Ondanks dat er bepaalde overeenkomsten zitten tussen de verschillende types gebouwen, blijft ieder monumentaal pand anders. Dit vraagt om maatwerk, waarbij het volgens Twisk aankomt op uitwerking op detailniveau. “Daarbij ga je meer de diepte in op de onderdelen dak, gevel, vloerconstructies en gevelopeningen, zoals vensters. Waarbij je steeds moet nadenken: wat zijn de bouwfysische en technische gevolgen van een bepaalde ingreep? Maar ook: hoe zit het met de monumentale waarde van dat specifieke onderdeel? Daaruit komen allerlei concrete aanbevelingen ten aanzien van de te gebruiken materialen en technieken. Het blijft uiteindelijk maatwerk.”
Slimme technologie
De ervaringen met het verduurzamen van ruim duizend monumentale gebouwen heeft voor De Groene Grachten een rijkdom aan kennis en ervaring opgeleverd. En hoewel Gehem beaamt dat ieder monument anders is, zijn in de loop der tijd allerlei ‘slimmigheden’ naar voren gekomen, waar andere gebouweigenaren hun voordeel mee kunnen doen.

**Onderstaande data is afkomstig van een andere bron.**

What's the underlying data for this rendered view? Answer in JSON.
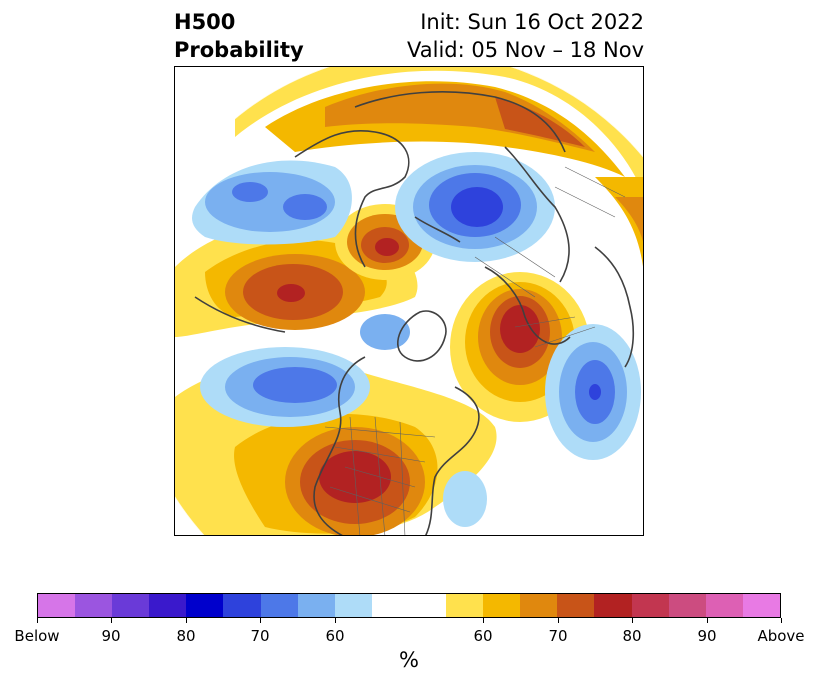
{
  "header": {
    "title_line1": "H500",
    "title_line2": "Probability",
    "init": "Init: Sun 16 Oct 2022",
    "valid": "Valid: 05 Nov – 18 Nov"
  },
  "colorbar": {
    "colors": [
      "#d675e8",
      "#9b55e0",
      "#6a3ad8",
      "#3a19cc",
      "#0000cc",
      "#2e42dc",
      "#4d78e8",
      "#7ab0f0",
      "#aedcf8",
      "#ffffff",
      "#ffffff",
      "#ffe14d",
      "#f4b800",
      "#e0880e",
      "#c85418",
      "#b22222",
      "#c23650",
      "#cc4c80",
      "#dd60b4",
      "#e87ae4"
    ],
    "tick_labels": [
      "Below",
      "90",
      "80",
      "70",
      "60",
      "60",
      "70",
      "80",
      "90",
      "Above"
    ],
    "label": "%"
  },
  "palette": {
    "above_60": "#ffe14d",
    "above_65": "#f4b800",
    "above_70": "#e0880e",
    "above_75": "#c85418",
    "above_80": "#b22222",
    "below_60": "#aedcf8",
    "below_65": "#7ab0f0",
    "below_70": "#4d78e8",
    "below_75": "#2e42dc",
    "coast": "#404040"
  }
}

“Zo helpen wij bij het opstellen en realiseren van de verduurzamingsplannen voor een groot aantal culturele instellingen en maatschappelijk vastgoed, waaronder de Melkweg in Amsterdam, het Singermusuem in Laren en het Teylersmuseum in Haarlem. Daarbij komen allerlei technologieën naar boven die prima toepasbaar zijn in vergelijkbare monumentale gebouwen. Klimaatbeheersing in musea, waarbij ook rekening wordt gehouden met de ventilatie, is daar een mooi voorbeeld van. Het leidt tot minder energieverbruik maar ook een passend binnenklimaat. Daarmee voorkom je onder meer dat er houtrot in de oude balken ontstaat door vocht.”

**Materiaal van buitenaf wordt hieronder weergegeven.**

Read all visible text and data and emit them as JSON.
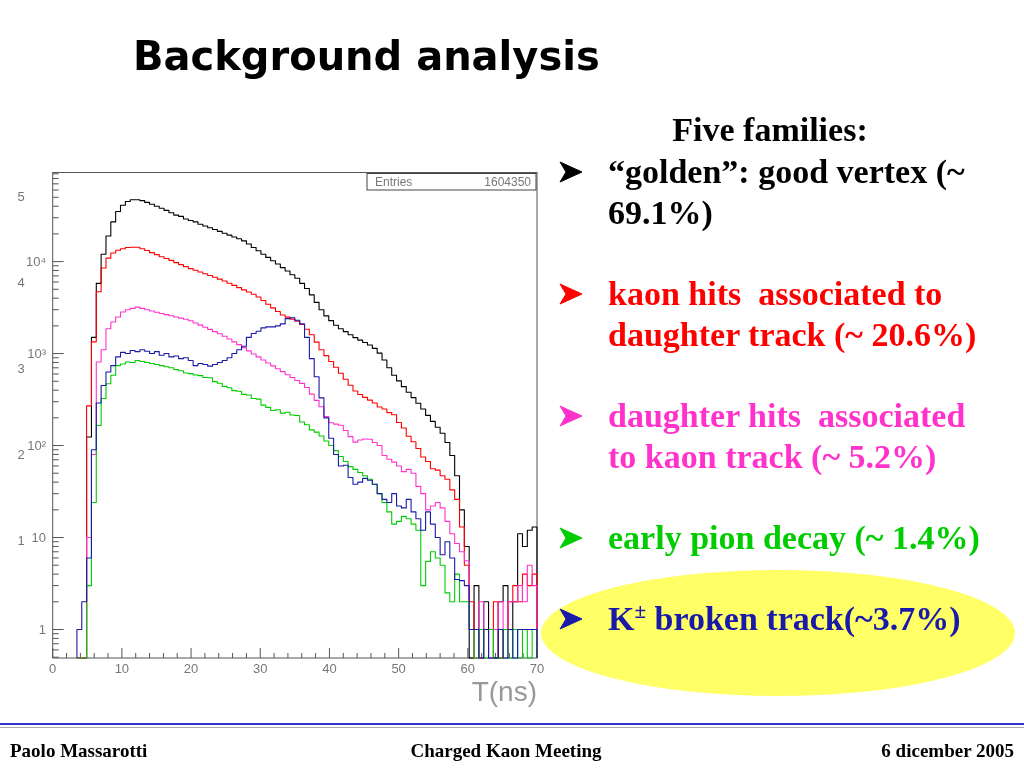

Een ander mooi voorbeeld noemt Gehem warmteterugwinning. “Zo wordt bij de Melkweg de afgegeven warmte van de koelkasten en ijsblokjesmachines niet langer de buitenlucht in gepompt maar opnieuw gebruikt voor het verwarmen van de kleedkamers. Ook zijn er waterloze urinoirs in gebruik genomen, die 1,4 miljoen liter schoon drinkwater op jaarbasis besparen.”
Creatieve oplossingen
Er is weliswaar een hoop mogelijk, beaamt Twisk. Het gaat daarbij echter meestal om uitwendige ingrepen. “Zoals elektriciteit opwekken met zonnepanelen, daar waar het kan, maar ook voor de warmteopwekking. Aardwarmte biedt daarbij ook een mooie oplossing. De grote uitdaging blijft het beperken van warmteverliezen via dak en gevel. Gevelisolatie blijft echter risicovol met het oog op het behoud van de historische waarde van het gebouw.”
Naast alle technische oplossingen zouden volgens Twisk gebruikers ook na moeten denken over hun eigen gedrag. “Dat kan zijn: minder verwachtingen koesteren ten aanzien van de binnentemperatuur. Maar ook creatieve oplossingen bedenken voor de energiebesparing. Waarom zou je bijvoorbeeld binnen een kerk, waar slechts 1 x per week een dienst wordt gehouden, niet lokaal kunnen verwarmen en isoleren?”
Winst
Met de verduurzaming van monumenten is veel winst te behalen. Zo is er voor de erfgoedsector in de Routekaart Duurzame Monumenten, een onderdeel van de Klimaattafel Gebouwde Omgeving, een CO2-reductie van 40 procent in 2030 en van 60 procent in 2040 vastgelegd. De adviestool kan daar een substantiële bijdrage aan leveren.
Naast de energietransitie-doeleinden is het verduurzamen van monumenten echter ook goed nieuws vanuit een cultuurhistorisch besef, aldus Twisk. “Het gaat uiteindelijk ook om het toekomstbestendig maken van ons cultureel erfgoed.”